Mark was not listening. His mind wandered to the paper he wrote in college. The creative writing assignment was one of metamorphosis. Kafka had been consumed, and now it was Mark’s turn at writing a classic. The metamorphosis of food to feces was probably never anticipated by the professor, let alone Kafka, but the line including “individual feces pieces” was a hit in class.

“Mark, Mark, you are jeopardizing your credibility, not to mention your career,” moistly aired Professor Tegmax. “I was willing to support your research into mathematics as reality, but this ludicrous language [the professor doing the silly air quote finger thing] is Einstein’s observer is just, well stupid. Occam would scream. Reality arises from language?”

“Sir, Kaufman, Strogatz, and Lereto’s work in adjacent realities was the key. They showed how true innovation was equal to personal discovery. The mathematics of a person discovering a new song was equivalent to Curie’s discovery of radiation. If as it appears increasingly likely, that there is another external physical reality, then how does our reality present itself? How do we discover [Mark purposely doing the same air quote finger thing] reality?

“But Mark, language is what locks in reality? Please, sir.”

“Whatever is in my head, not communicated, is real only to me. As I hold on to some random thought, you and the rest of our reality will react as I either communicate or do not. When I elect to communicate, my words modify all adjacent realities. Some of those language constructs continue to propagate and become a new reality. We are individual observers that as a collective communicate the state of reality for our agreed to universe. We are the building blocks of reality and language is what locks in our discovery of reality. At one time, the bulk of humanity considered the Sun a god, the world flat, and flight impossible. Once people are able to describe a new reality that permanently modifies enough adjacent realities, then the new reality is discovered. Language is reality. And don’t forget, we now know that language is based in math.”

“Until you come up with a mathematical model that explains this, I loathe to call it a theory, OK theory, then your ideas, to use the German; es ist nicht einmal falsch!

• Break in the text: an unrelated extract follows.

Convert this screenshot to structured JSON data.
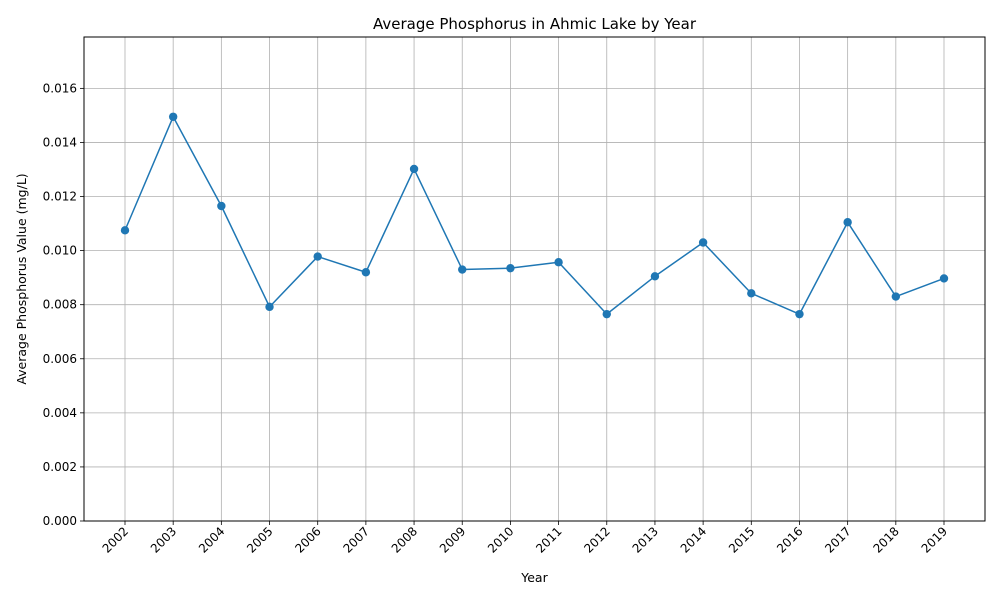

Professor Tegmax’s use of German caused a huge increase in spittle. “That is why I am here, Professor Tegmax, I would like the university to fund my research. Pikovski just found pixelation. Our entire reality is encoded in the event horizon of some black hole. Why do we live on a black hole? Why is language the discovery tool for reality? You must support my research, Professor!”

“Get out, you and your crackpot ideas. Pixelation, indeed. Until the entire scientific community can understand and agree with Pikovski’s research, pixelation and the Holographic principle are not reality!”

“That Professor, I completely agree with,” Mark murmured as he left Professor Tegmax’s office for the last time.


“So Imuthes, what is different with this iteration of the encoding?

“Prefect, we placed the simulation in our future, not our present or past. I did, though, add much of our history into the iteration. The encoding of the simulation is holographic and the learning method is our language. This simulation is intended to tell us what it is like living on an event horizon. Its goal is to ascertain if there is a way to leave the prison of the event horizon. Can our frozen reality leak away from Sekhmet? In the 314th iteration, the simulation has just discovered the holographic reality. Even though it has discovered that it is trapped on the outer edge of a black hole, it appears that it is continuing discovery. The simulation science continues!”

“What was your bias Imuthes? What did you do this time to keep the Encoding alive?”

“Qa’a, we encoded a bias for hope.”

“Ah, my dear Imuthes, you give hope back to me on this day. The array gives us light and saved our world from being torn apart. Yet, it will not save us from the same fate as our simulation. So be it, launch the simulation to the Lagrange point. Someday, may a great civilization discover our simulation still at work looking for or having found a reality for leaving the event horizon.”